Kurumsal bir yapı adına çıksalar, kim oldukları ve kime hizmet ettiklerini bilsek, belki laf etmeyiz. Biliriz ki, herhangi bir yanlışlık olduğunda kimden hesap sorulabileceği bellidir.
Çoğu zaman karşımızda bir muhatap mevcut değil.
Yanlış anlaşılmasın, şu veya bu görüşe sahip olanları kastetmiyoruz. Yani, herkes usulüne uygun biçimde görüşünü açıklama özgürlüğüne sahiptir.
Başkalarının kişilik haklarına saldırmamak kaydıyla...
Yalan ve yanlışlarla kişilere ve kurumlara zarar verilemez.
Bilgi asimetrisi toplumların en büyük problemleri arasında yer alıyor. Ulaştığı bir bilgiyi çarpıtarak sunan bir kesimin varlığı aşikâr.
Serseri mayın durumundaki bu grup herkese musallat olabilir.
Mağdurun çoğu zaman cevap verme hakkı, itiraz şansı da olmuyor. Yapanın, yaptığı yanına kâr kalıyor.
Yasal düzenleme saldırıları tamamen bitirmez. Kötü niyetli ve örgütlü gruplar bir şekilde varlıklarını sürdürürler. Yurtdışından yapılan yayınları engellemek mümkün olmayabilir, mesela.
Ancak, ciddi bir iyileşme sağlayacağını öngörebiliriz. Zira şu anda durum gerçekten vahim.
Haklarında yasal takibat başlatılan kişilerin cıyaklamalarına da aldanmamak gerekiyor. Herkes ayağını denk alsın. Doğruluğu belli olmayan paylaşımlara iltifat etmesinler.
‘Etik kuralları’ maalesef sosyal medya için geçerli olmuyor. Yasal süreçleri işletmenin mümkün olmadığı durumlarda mağduriyet yaşayan insanın hakkı teslim edilemiyor.
Bu girişimi destekliyoruz.
Eminim yoğun itirazlar yükselecektir.
Efendim, ‘masum insanlar mağdur olacak’ denebilir. Bu durumda kanun yapım sürecine olumlu destek sağlasınlar. Suçlu ve suçsuzun nasıl ayırt edilebileceğinin yolunu ve yöntemini göstersinler.

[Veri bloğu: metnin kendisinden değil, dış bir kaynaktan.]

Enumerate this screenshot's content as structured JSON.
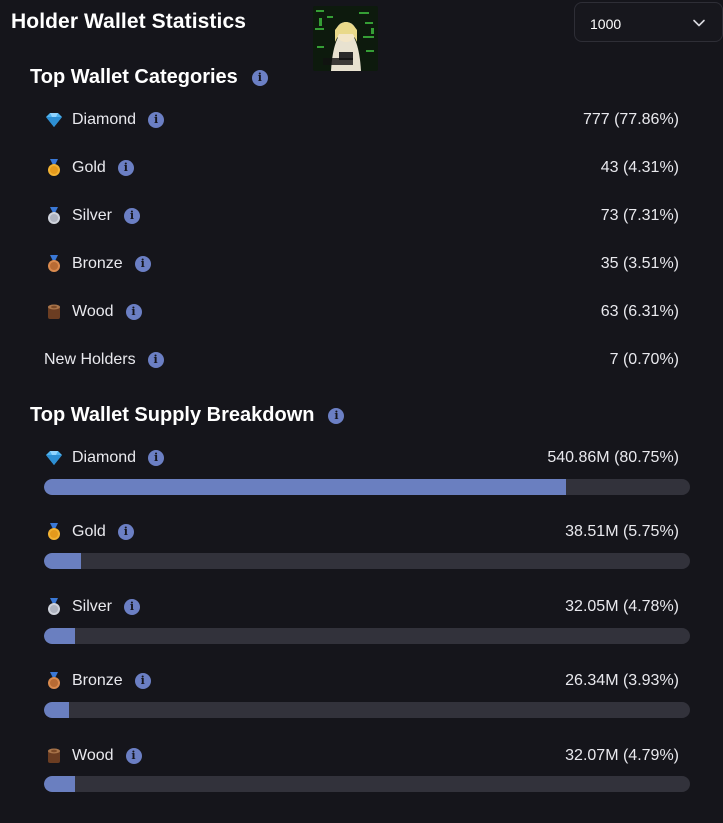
{
  "header": {
    "title": "Holder Wallet Statistics",
    "select_value": "1000"
  },
  "categories": {
    "title": "Top Wallet Categories",
    "rows": [
      {
        "label": "Diamond",
        "value": "777 (77.86%)",
        "icon": "diamond-icon"
      },
      {
        "label": "Gold",
        "value": "43 (4.31%)",
        "icon": "gold-medal-icon"
      },
      {
        "label": "Silver",
        "value": "73 (7.31%)",
        "icon": "silver-medal-icon"
      },
      {
        "label": "Bronze",
        "value": "35 (3.51%)",
        "icon": "bronze-medal-icon"
      },
      {
        "label": "Wood",
        "value": "63 (6.31%)",
        "icon": "wood-icon"
      },
      {
        "label": "New Holders",
        "value": "7 (0.70%)",
        "icon": ""
      }
    ]
  },
  "supply": {
    "title": "Top Wallet Supply Breakdown",
    "rows": [
      {
        "label": "Diamond",
        "value": "540.86M (80.75%)",
        "percent": 80.75
      },
      {
        "label": "Gold",
        "value": "38.51M (5.75%)",
        "percent": 5.75
      },
      {
        "label": "Silver",
        "value": "32.05M (4.78%)",
        "percent": 4.78
      },
      {
        "label": "Bronze",
        "value": "26.34M (3.93%)",
        "percent": 3.93
      },
      {
        "label": "Wood",
        "value": "32.07M (4.79%)",
        "percent": 4.79
      }
    ]
  },
  "colors": {
    "background": "#15151b",
    "accent": "#6a7fc0",
    "track": "#32323b"
  }
}
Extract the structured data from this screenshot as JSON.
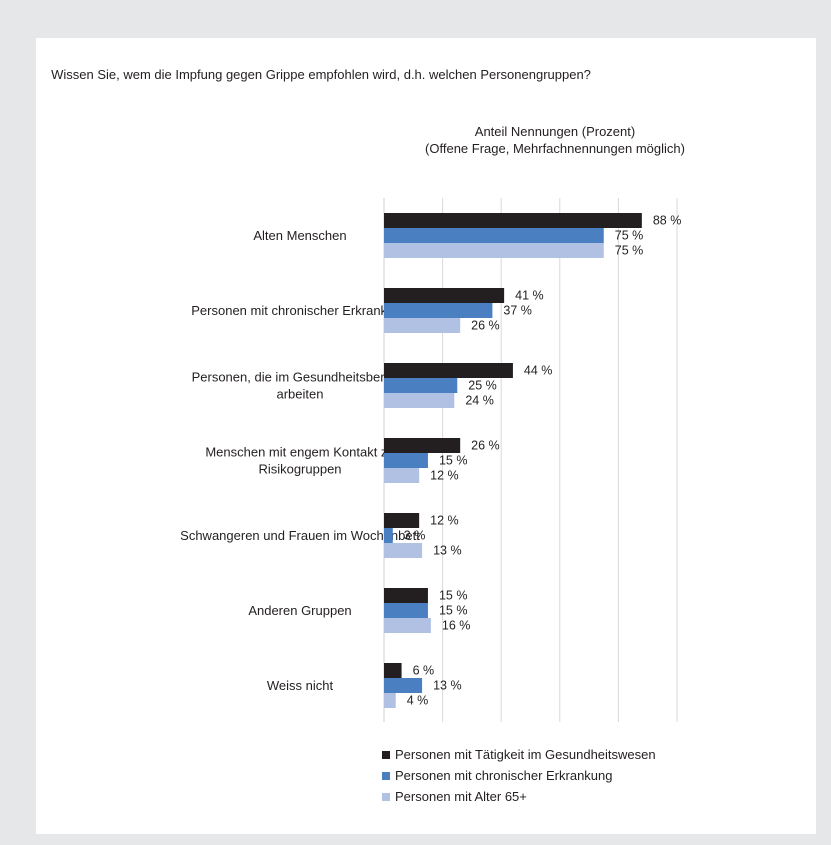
{
  "title": "Wissen Sie, wem die Impfung gegen Grippe empfohlen wird, d.h. welchen Personengruppen?",
  "subtitle_line1": "Anteil Nennungen (Prozent)",
  "subtitle_line2": "(Offene Frage, Mehrfachnennungen möglich)",
  "chart_data": {
    "type": "bar",
    "orientation": "horizontal",
    "xlim": [
      0,
      100
    ],
    "grid": true,
    "legend_position": "bottom",
    "value_suffix": " %",
    "categories": [
      [
        "Alten Menschen"
      ],
      [
        "Personen mit chronischer Erkrankung"
      ],
      [
        "Personen, die im Gesundheitsbereich",
        "arbeiten"
      ],
      [
        "Menschen mit engem Kontakt zu",
        "Risikogruppen"
      ],
      [
        "Schwangeren und Frauen im Wochenbett"
      ],
      [
        "Anderen Gruppen"
      ],
      [
        "Weiss nicht"
      ]
    ],
    "series": [
      {
        "name": "Personen mit Tätigkeit im Gesundheitswesen",
        "color": "#231f20",
        "values": [
          88,
          41,
          44,
          26,
          12,
          15,
          6
        ]
      },
      {
        "name": "Personen mit chronischer Erkrankung",
        "color": "#4a7fc1",
        "values": [
          75,
          37,
          25,
          15,
          3,
          15,
          13
        ]
      },
      {
        "name": "Personen mit Alter 65+",
        "color": "#b0c1e4",
        "values": [
          75,
          26,
          24,
          12,
          13,
          16,
          4
        ]
      }
    ]
  }
}
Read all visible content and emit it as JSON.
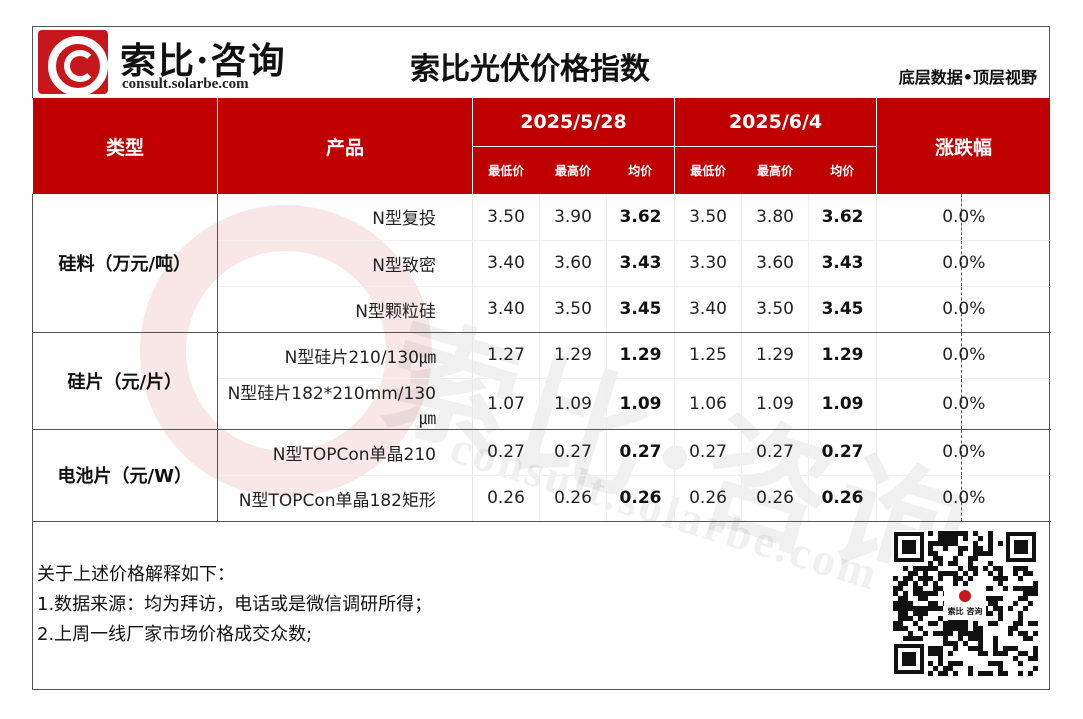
{
  "brand": {
    "name": "索比·咨询",
    "url": "consult.solarbe.com"
  },
  "title": "索比光伏价格指数",
  "slogan": "底层数据•顶层视野",
  "table": {
    "col_type": "类型",
    "col_product": "产品",
    "col_change": "涨跌幅",
    "dates": [
      "2025/5/28",
      "2025/6/4"
    ],
    "sub_headers": [
      "最低价",
      "最高价",
      "均价"
    ],
    "groups": [
      {
        "category": "硅料（万元/吨）",
        "rows": [
          {
            "product": "N型复投",
            "d1": [
              "3.50",
              "3.90",
              "3.62"
            ],
            "d2": [
              "3.50",
              "3.80",
              "3.62"
            ],
            "change": "0.0%"
          },
          {
            "product": "N型致密",
            "d1": [
              "3.40",
              "3.60",
              "3.43"
            ],
            "d2": [
              "3.30",
              "3.60",
              "3.43"
            ],
            "change": "0.0%"
          },
          {
            "product": "N型颗粒硅",
            "d1": [
              "3.40",
              "3.50",
              "3.45"
            ],
            "d2": [
              "3.40",
              "3.50",
              "3.45"
            ],
            "change": "0.0%"
          }
        ]
      },
      {
        "category": "硅片（元/片）",
        "rows": [
          {
            "product": "N型硅片210/130㎛",
            "d1": [
              "1.27",
              "1.29",
              "1.29"
            ],
            "d2": [
              "1.25",
              "1.29",
              "1.29"
            ],
            "change": "0.0%"
          },
          {
            "product": "N型硅片182*210mm/130㎛",
            "d1": [
              "1.07",
              "1.09",
              "1.09"
            ],
            "d2": [
              "1.06",
              "1.09",
              "1.09"
            ],
            "change": "0.0%"
          }
        ]
      },
      {
        "category": "电池片（元/W）",
        "rows": [
          {
            "product": "N型TOPCon单晶210",
            "d1": [
              "0.27",
              "0.27",
              "0.27"
            ],
            "d2": [
              "0.27",
              "0.27",
              "0.27"
            ],
            "change": "0.0%"
          },
          {
            "product": "N型TOPCon单晶182矩形",
            "d1": [
              "0.26",
              "0.26",
              "0.26"
            ],
            "d2": [
              "0.26",
              "0.26",
              "0.26"
            ],
            "change": "0.0%"
          }
        ]
      }
    ]
  },
  "notes": [
    "关于上述价格解释如下：",
    "1.数据来源：均为拜访，电话或是微信调研所得；",
    "2.上周一线厂家市场价格成交众数;"
  ],
  "qr_label": "索比 咨询",
  "colors": {
    "header_red": "#c00000",
    "brand_red": "#c8161d"
  }
}
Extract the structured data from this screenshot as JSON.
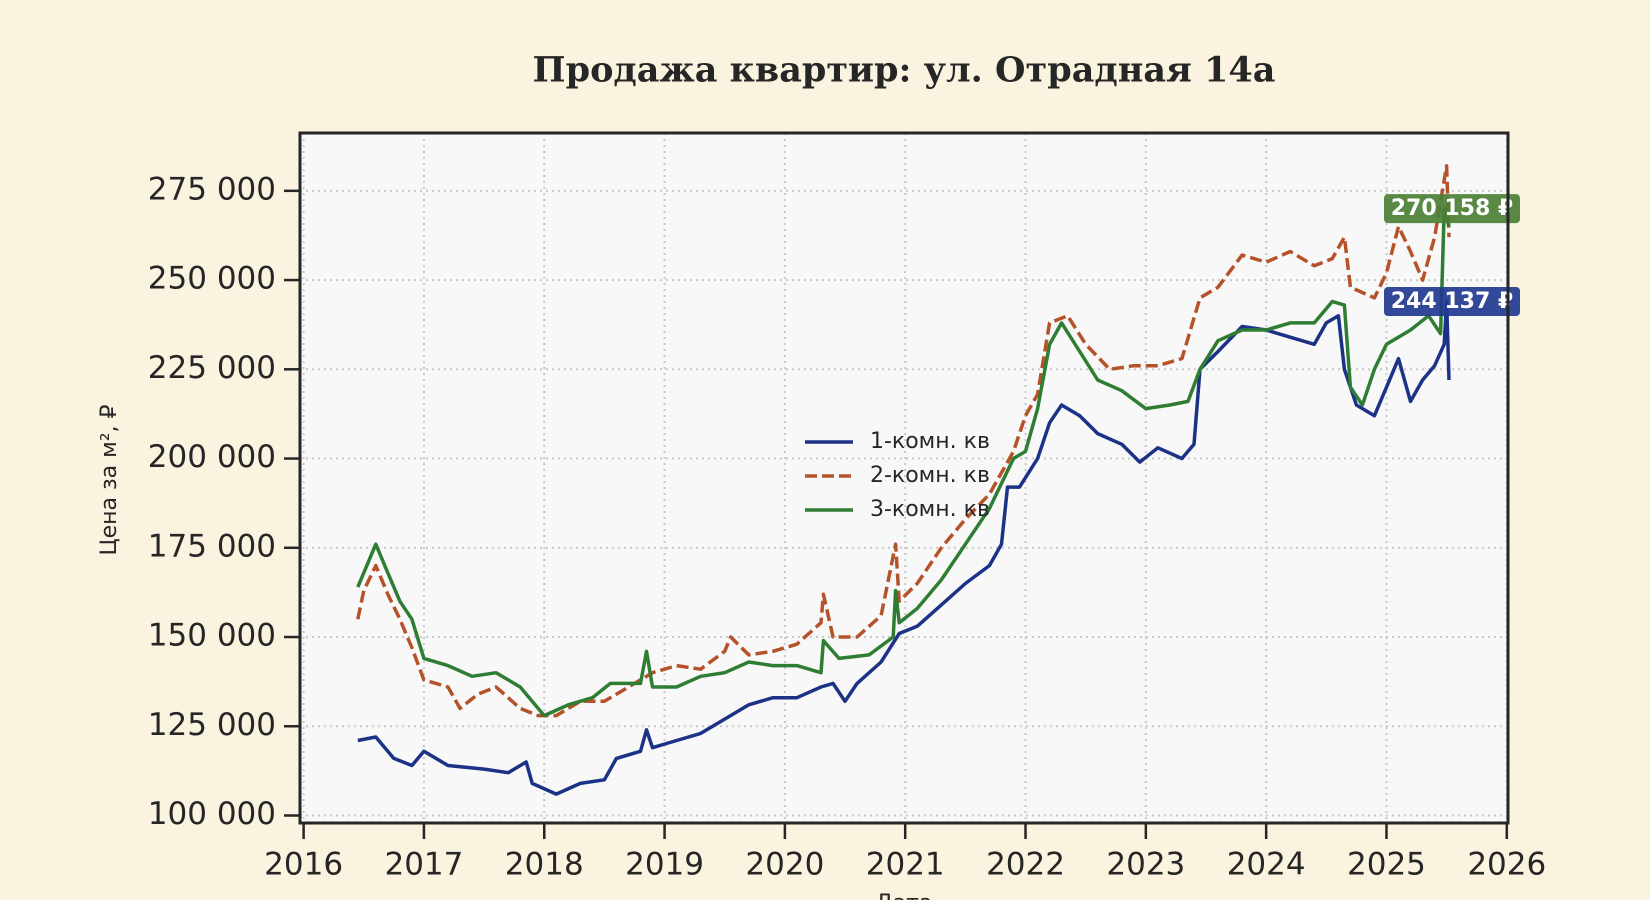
{
  "chart_data": {
    "type": "line",
    "title": "Продажа квартир: ул. Отрадная 14а",
    "x_label": "Дата",
    "y_label": "Цена за м², ₽",
    "xlim": [
      2015.97,
      2026.01
    ],
    "xticks": [
      2016,
      2017,
      2018,
      2019,
      2020,
      2021,
      2022,
      2023,
      2024,
      2025,
      2026
    ],
    "ylim": [
      97900,
      291200
    ],
    "yticks": [
      {
        "value": 100000,
        "label": "100 000"
      },
      {
        "value": 125000,
        "label": "125 000"
      },
      {
        "value": 150000,
        "label": "150 000"
      },
      {
        "value": 175000,
        "label": "175 000"
      },
      {
        "value": 200000,
        "label": "200 000"
      },
      {
        "value": 225000,
        "label": "225 000"
      },
      {
        "value": 250000,
        "label": "250 000"
      },
      {
        "value": 275000,
        "label": "275 000"
      }
    ],
    "grid": true,
    "legend": "center",
    "series": [
      {
        "name": "1-комн. кв",
        "color": "#1c3287",
        "style": "solid",
        "x": [
          2016.45,
          2016.6,
          2016.75,
          2016.9,
          2017.0,
          2017.2,
          2017.5,
          2017.7,
          2017.85,
          2017.9,
          2018.1,
          2018.3,
          2018.5,
          2018.6,
          2018.8,
          2018.85,
          2018.9,
          2019.1,
          2019.3,
          2019.5,
          2019.7,
          2019.9,
          2020.1,
          2020.3,
          2020.4,
          2020.5,
          2020.6,
          2020.8,
          2020.95,
          2021.1,
          2021.3,
          2021.5,
          2021.7,
          2021.8,
          2021.85,
          2021.95,
          2022.1,
          2022.2,
          2022.3,
          2022.45,
          2022.6,
          2022.8,
          2022.95,
          2023.1,
          2023.3,
          2023.4,
          2023.45,
          2023.6,
          2023.8,
          2024.0,
          2024.2,
          2024.4,
          2024.5,
          2024.6,
          2024.65,
          2024.75,
          2024.9,
          2025.0,
          2025.1,
          2025.2,
          2025.3,
          2025.4,
          2025.48,
          2025.5,
          2025.52
        ],
        "values": [
          121000,
          122000,
          116000,
          114000,
          118000,
          114000,
          113000,
          112000,
          115000,
          109000,
          106000,
          109000,
          110000,
          116000,
          118000,
          124000,
          119000,
          121000,
          123000,
          127000,
          131000,
          133000,
          133000,
          136000,
          137000,
          132000,
          137000,
          143000,
          151000,
          153000,
          159000,
          165000,
          170000,
          176000,
          192000,
          192000,
          200000,
          210000,
          215000,
          212000,
          207000,
          204000,
          199000,
          203000,
          200000,
          204000,
          225000,
          230000,
          237000,
          236000,
          234000,
          232000,
          238000,
          240000,
          225000,
          215000,
          212000,
          220000,
          228000,
          216000,
          222000,
          226000,
          232000,
          244000,
          222000
        ]
      },
      {
        "name": "2-комн. кв",
        "color": "#b5522a",
        "style": "dashed",
        "x": [
          2016.45,
          2016.5,
          2016.6,
          2016.7,
          2016.8,
          2016.9,
          2017.0,
          2017.2,
          2017.3,
          2017.45,
          2017.6,
          2017.8,
          2017.95,
          2018.1,
          2018.3,
          2018.5,
          2018.7,
          2018.9,
          2019.1,
          2019.3,
          2019.5,
          2019.55,
          2019.7,
          2019.9,
          2020.1,
          2020.3,
          2020.32,
          2020.4,
          2020.6,
          2020.8,
          2020.92,
          2020.95,
          2021.1,
          2021.3,
          2021.5,
          2021.7,
          2021.9,
          2022.0,
          2022.1,
          2022.2,
          2022.35,
          2022.5,
          2022.7,
          2022.9,
          2023.1,
          2023.3,
          2023.45,
          2023.6,
          2023.8,
          2024.0,
          2024.2,
          2024.4,
          2024.55,
          2024.65,
          2024.7,
          2024.9,
          2025.0,
          2025.1,
          2025.2,
          2025.3,
          2025.4,
          2025.5,
          2025.52
        ],
        "values": [
          155000,
          163000,
          170000,
          162000,
          155000,
          147000,
          138000,
          136000,
          130000,
          134000,
          136000,
          130000,
          128000,
          128000,
          132000,
          132000,
          136000,
          140000,
          142000,
          141000,
          146000,
          150000,
          145000,
          146000,
          148000,
          154000,
          162000,
          150000,
          150000,
          156000,
          176000,
          160000,
          165000,
          175000,
          183000,
          190000,
          202000,
          212000,
          218000,
          238000,
          240000,
          232000,
          225000,
          226000,
          226000,
          228000,
          245000,
          248000,
          257000,
          255000,
          258000,
          254000,
          256000,
          262000,
          248000,
          245000,
          252000,
          265000,
          258000,
          250000,
          262000,
          282000,
          262000
        ]
      },
      {
        "name": "3-комн. кв",
        "color": "#2e7d32",
        "style": "solid",
        "x": [
          2016.45,
          2016.5,
          2016.6,
          2016.7,
          2016.8,
          2016.9,
          2017.0,
          2017.2,
          2017.4,
          2017.6,
          2017.8,
          2018.0,
          2018.2,
          2018.4,
          2018.55,
          2018.8,
          2018.85,
          2018.9,
          2019.1,
          2019.3,
          2019.5,
          2019.7,
          2019.9,
          2020.1,
          2020.3,
          2020.32,
          2020.45,
          2020.7,
          2020.9,
          2020.92,
          2020.95,
          2021.1,
          2021.3,
          2021.5,
          2021.7,
          2021.9,
          2022.0,
          2022.1,
          2022.2,
          2022.3,
          2022.45,
          2022.6,
          2022.8,
          2023.0,
          2023.2,
          2023.35,
          2023.45,
          2023.6,
          2023.8,
          2024.0,
          2024.2,
          2024.4,
          2024.55,
          2024.65,
          2024.7,
          2024.8,
          2024.9,
          2025.0,
          2025.2,
          2025.35,
          2025.45,
          2025.48,
          2025.52
        ],
        "values": [
          164000,
          168000,
          176000,
          168000,
          160000,
          155000,
          144000,
          142000,
          139000,
          140000,
          136000,
          128000,
          131000,
          133000,
          137000,
          137000,
          146000,
          136000,
          136000,
          139000,
          140000,
          143000,
          142000,
          142000,
          140000,
          149000,
          144000,
          145000,
          150000,
          163000,
          154000,
          158000,
          166000,
          176000,
          186000,
          200000,
          202000,
          214000,
          232000,
          238000,
          230000,
          222000,
          219000,
          214000,
          215000,
          216000,
          225000,
          233000,
          236000,
          236000,
          238000,
          238000,
          244000,
          243000,
          220000,
          215000,
          225000,
          232000,
          236000,
          240000,
          235000,
          270000,
          265000
        ]
      }
    ],
    "annotations": [
      {
        "text": "270 158 ₽",
        "value": 270158,
        "color": "#4a7f35"
      },
      {
        "text": "244 137 ₽",
        "value": 244137,
        "color": "#203a8f"
      }
    ]
  }
}
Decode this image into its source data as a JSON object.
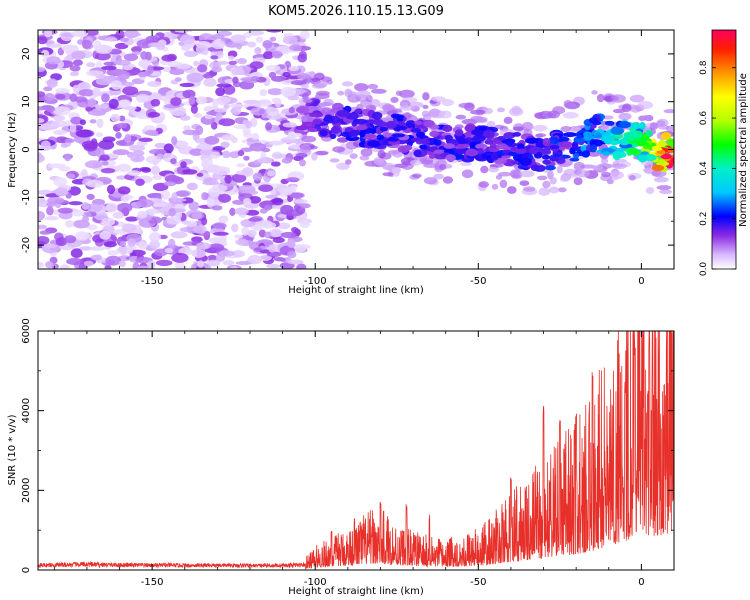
{
  "title": "KOM5.2026.110.15.13.G09",
  "chart_data": [
    {
      "type": "heatmap",
      "name": "spectrogram",
      "xlabel": "Height of straight line (km)",
      "ylabel": "Frequency (Hz)",
      "xlim": [
        -185,
        10
      ],
      "ylim": [
        -25,
        25
      ],
      "xticks": [
        -150,
        -100,
        -50,
        0
      ],
      "yticks": [
        -20,
        -10,
        0,
        10,
        20
      ],
      "xtick_labels": [
        "-150",
        "-100",
        "-50",
        "0"
      ],
      "ytick_labels": [
        "-20",
        "-10",
        "0",
        "10",
        "20"
      ],
      "colorbar": {
        "label": "Normalized spectral amplitude",
        "range": [
          0,
          0.95
        ],
        "ticks": [
          0.0,
          0.2,
          0.4,
          0.6,
          0.8
        ],
        "tick_labels": [
          "0.0",
          "0.2",
          "0.4",
          "0.6",
          "0.8"
        ]
      },
      "noise_region": {
        "x_range": [
          -185,
          -103
        ],
        "freq_range": [
          -25,
          25
        ],
        "amplitude": [
          0.03,
          0.15
        ]
      },
      "signal_track": [
        {
          "x": -103,
          "freq": 7.5,
          "amp": 0.15
        },
        {
          "x": -90,
          "freq": 5.0,
          "amp": 0.2
        },
        {
          "x": -75,
          "freq": 3.5,
          "amp": 0.2
        },
        {
          "x": -60,
          "freq": 1.5,
          "amp": 0.2
        },
        {
          "x": -45,
          "freq": 1.0,
          "amp": 0.2
        },
        {
          "x": -30,
          "freq": -1.0,
          "amp": 0.22
        },
        {
          "x": -20,
          "freq": 1.5,
          "amp": 0.25
        },
        {
          "x": -13,
          "freq": 3.5,
          "amp": 0.32
        },
        {
          "x": -8,
          "freq": 1.5,
          "amp": 0.4
        },
        {
          "x": -2,
          "freq": 3.0,
          "amp": 0.45
        },
        {
          "x": 3,
          "freq": 0.0,
          "amp": 0.6
        },
        {
          "x": 7,
          "freq": -0.7,
          "amp": 0.9
        },
        {
          "x": 10,
          "freq": -0.7,
          "amp": 0.95
        }
      ]
    },
    {
      "type": "line",
      "name": "snr",
      "xlabel": "Height of straight line (km)",
      "ylabel": "SNR (10 * v/v)",
      "xlim": [
        -185,
        10
      ],
      "ylim": [
        0,
        6000
      ],
      "xticks": [
        -150,
        -100,
        -50,
        0
      ],
      "yticks": [
        0,
        2000,
        4000,
        6000
      ],
      "xtick_labels": [
        "-150",
        "-100",
        "-50",
        "0"
      ],
      "ytick_labels": [
        "0",
        "2000",
        "4000",
        "6000"
      ],
      "color": "#e8302a",
      "series": [
        {
          "name": "SNR",
          "x": [
            -185,
            -170,
            -160,
            -150,
            -140,
            -130,
            -120,
            -110,
            -103,
            -100,
            -95,
            -90,
            -85,
            -80,
            -75,
            -70,
            -65,
            -60,
            -55,
            -50,
            -45,
            -40,
            -35,
            -30,
            -25,
            -20,
            -15,
            -10,
            -5,
            -2,
            0,
            3,
            6,
            10
          ],
          "base": [
            120,
            140,
            125,
            120,
            115,
            120,
            110,
            115,
            130,
            250,
            350,
            450,
            600,
            650,
            500,
            420,
            350,
            320,
            380,
            430,
            600,
            800,
            1000,
            1150,
            1350,
            1600,
            1900,
            2400,
            2900,
            3300,
            3700,
            3400,
            3500,
            3800
          ],
          "peaks": [
            {
              "x": -95,
              "y": 1000
            },
            {
              "x": -88,
              "y": 1300
            },
            {
              "x": -80,
              "y": 1700
            },
            {
              "x": -72,
              "y": 1650
            },
            {
              "x": -65,
              "y": 1400
            },
            {
              "x": -40,
              "y": 2500
            },
            {
              "x": -30,
              "y": 4200
            },
            {
              "x": -25,
              "y": 3800
            },
            {
              "x": -20,
              "y": 4000
            },
            {
              "x": -16,
              "y": 4300
            },
            {
              "x": -15,
              "y": 5000
            },
            {
              "x": -5,
              "y": 4800
            },
            {
              "x": -2,
              "y": 5900
            },
            {
              "x": 2,
              "y": 4600
            },
            {
              "x": 7,
              "y": 4800
            }
          ]
        }
      ]
    }
  ]
}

Sosyal medya tarafından hakkında tezvirat yapılmayan kalmamıştır herhalde. O nedenle düzenlemenin kesin ve net ifadelerle tanımlanması bir gerekliliktir.
Hesap vermeye alışık olmak gerekiyor. Haksızlığın cezası bu dünyada da gelmeli.
Doğru bilgi yaygınlaştıkça, hesap verme kültürü geliştikçe daha mutlu bir dünyanın önündeki bir engel daha kalkmış olacaktır.